Shanklin doesn’t waste much time with idle dreams, but sometimes, she fantasizes about sending the rest of the kids to private schools. Also, though this is out of the question unless she wins the lottery, she would like to be a stay-at-home mother. She could do such a better job.
She has some smaller wishes, too. It would be nice, just for once, to replace the rickety, hand-me-down bikes the kids ride with shiny, new ones. And she’d like to swim regularly, spend more one-on-one time with the children, go away by herself for a couple days each year. She used to do that but it’s been harder recently: It’s not fun vacationing for three days if she has to worry the whole time about who has the kids and whether they are OK.
Sometimes, she thinks about a spouse — or, frankly, a clone — but she doesn’t seriously long for one because, really, who would take on her family?

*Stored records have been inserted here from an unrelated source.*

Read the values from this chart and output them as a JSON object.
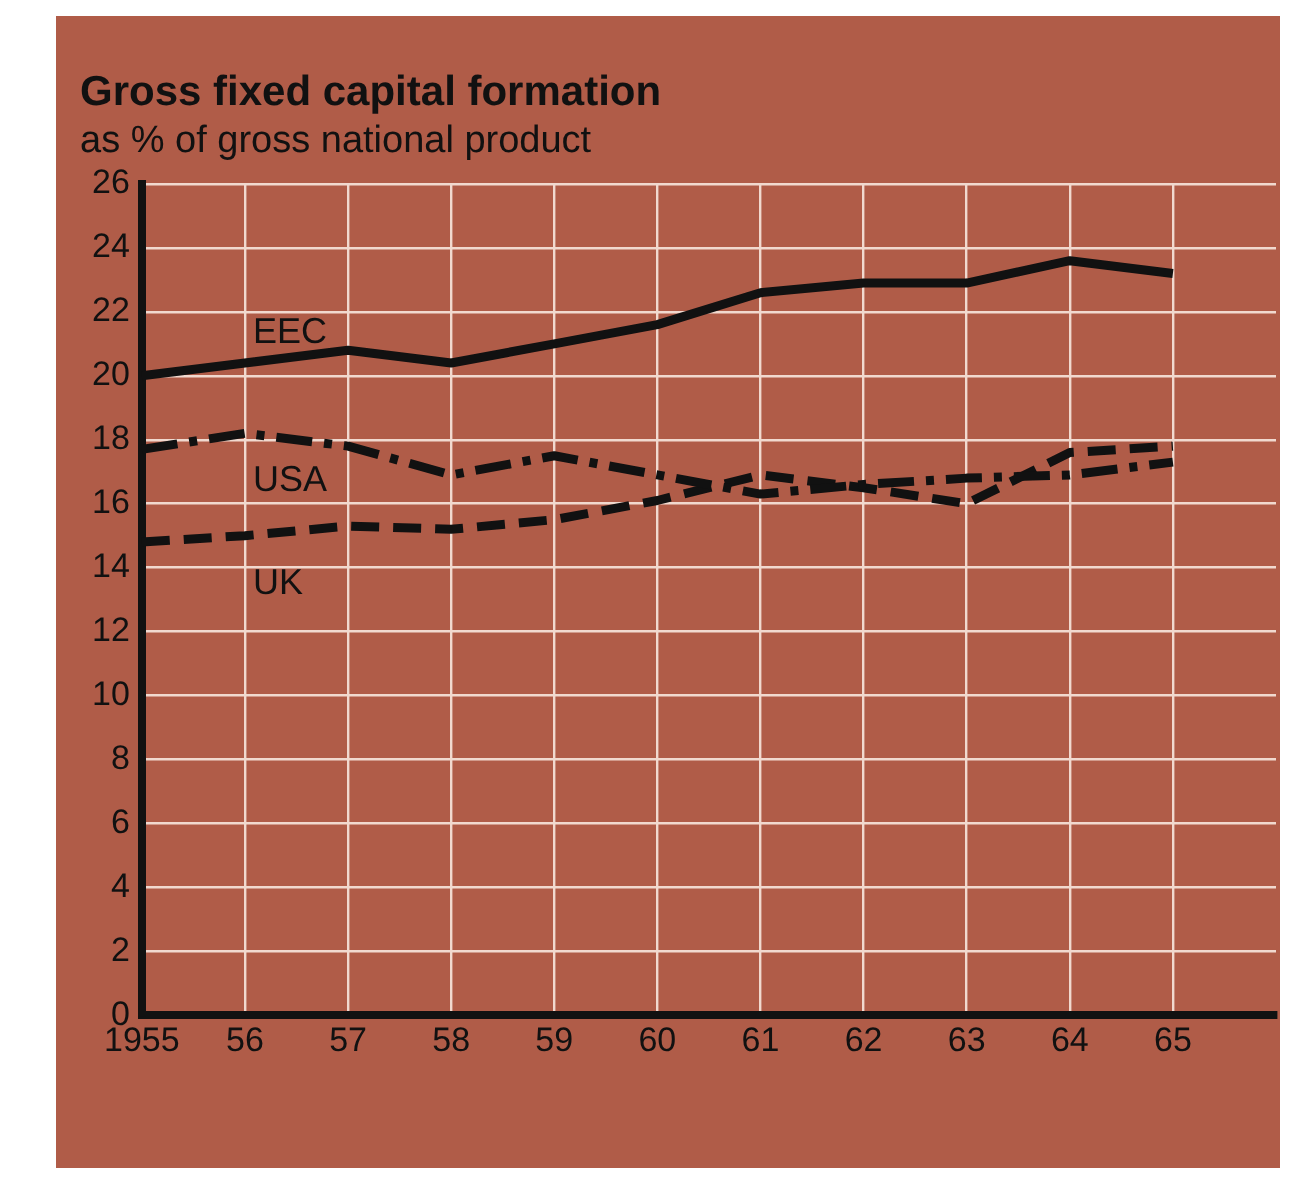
{
  "chart_data": {
    "type": "line",
    "title": "Gross fixed capital formation",
    "subtitle": "as % of gross national product",
    "x": [
      1955,
      1956,
      1957,
      1958,
      1959,
      1960,
      1961,
      1962,
      1963,
      1964,
      1965
    ],
    "series": [
      {
        "name": "EEC",
        "color": "#111111",
        "line_style": "solid",
        "values": [
          20.0,
          20.4,
          20.8,
          20.4,
          21.0,
          21.6,
          22.6,
          22.9,
          22.9,
          23.6,
          23.2
        ]
      },
      {
        "name": "USA",
        "color": "#111111",
        "line_style": "dashdot",
        "values": [
          17.7,
          18.2,
          17.8,
          16.9,
          17.5,
          16.9,
          16.3,
          16.6,
          16.8,
          16.9,
          17.3
        ]
      },
      {
        "name": "UK",
        "color": "#111111",
        "line_style": "dashed",
        "values": [
          14.8,
          15.0,
          15.3,
          15.2,
          15.5,
          16.1,
          16.9,
          16.5,
          16.0,
          17.6,
          17.8
        ]
      }
    ],
    "xlim": [
      1955,
      1966
    ],
    "xticks": [
      {
        "value": 1955,
        "label": "1955"
      },
      {
        "value": 1956,
        "label": "56"
      },
      {
        "value": 1957,
        "label": "57"
      },
      {
        "value": 1958,
        "label": "58"
      },
      {
        "value": 1959,
        "label": "59"
      },
      {
        "value": 1960,
        "label": "60"
      },
      {
        "value": 1961,
        "label": "61"
      },
      {
        "value": 1962,
        "label": "62"
      },
      {
        "value": 1963,
        "label": "63"
      },
      {
        "value": 1964,
        "label": "64"
      },
      {
        "value": 1965,
        "label": "65"
      }
    ],
    "ylim": [
      0,
      26
    ],
    "yticks": [
      0,
      2,
      4,
      6,
      8,
      10,
      12,
      14,
      16,
      18,
      20,
      22,
      24,
      26
    ],
    "grid": true,
    "legend": false,
    "marker": "none"
  }
}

She swears she’s not adopting again — for heaven’s sake, on parents’ night, it’s getting harder to extract herself from the little chairs at the children’s schools. Perhaps she will foster some kids after her own are grown, but she doubts it.
Or sort of doubts it.
What she really wants to do once her kids leave the nest is retire, sell the house, invest the money, buy a camper and move to the shore. When the holidays roll around, she’ll just motor over to the home of whichever kid is having the party.
The rest of the time, her children and their families will have to find her parked next to the ocean on Assateague Island, where she will be trying out the life she deliberately opted out of the first time around. In her daydreams, she swims every day. She wiggles her toes in the sand. She takes long, aimless walks along the beach. She spends as much time as she wants watching the swallows and listening to the sea, and it is very, very peaceful.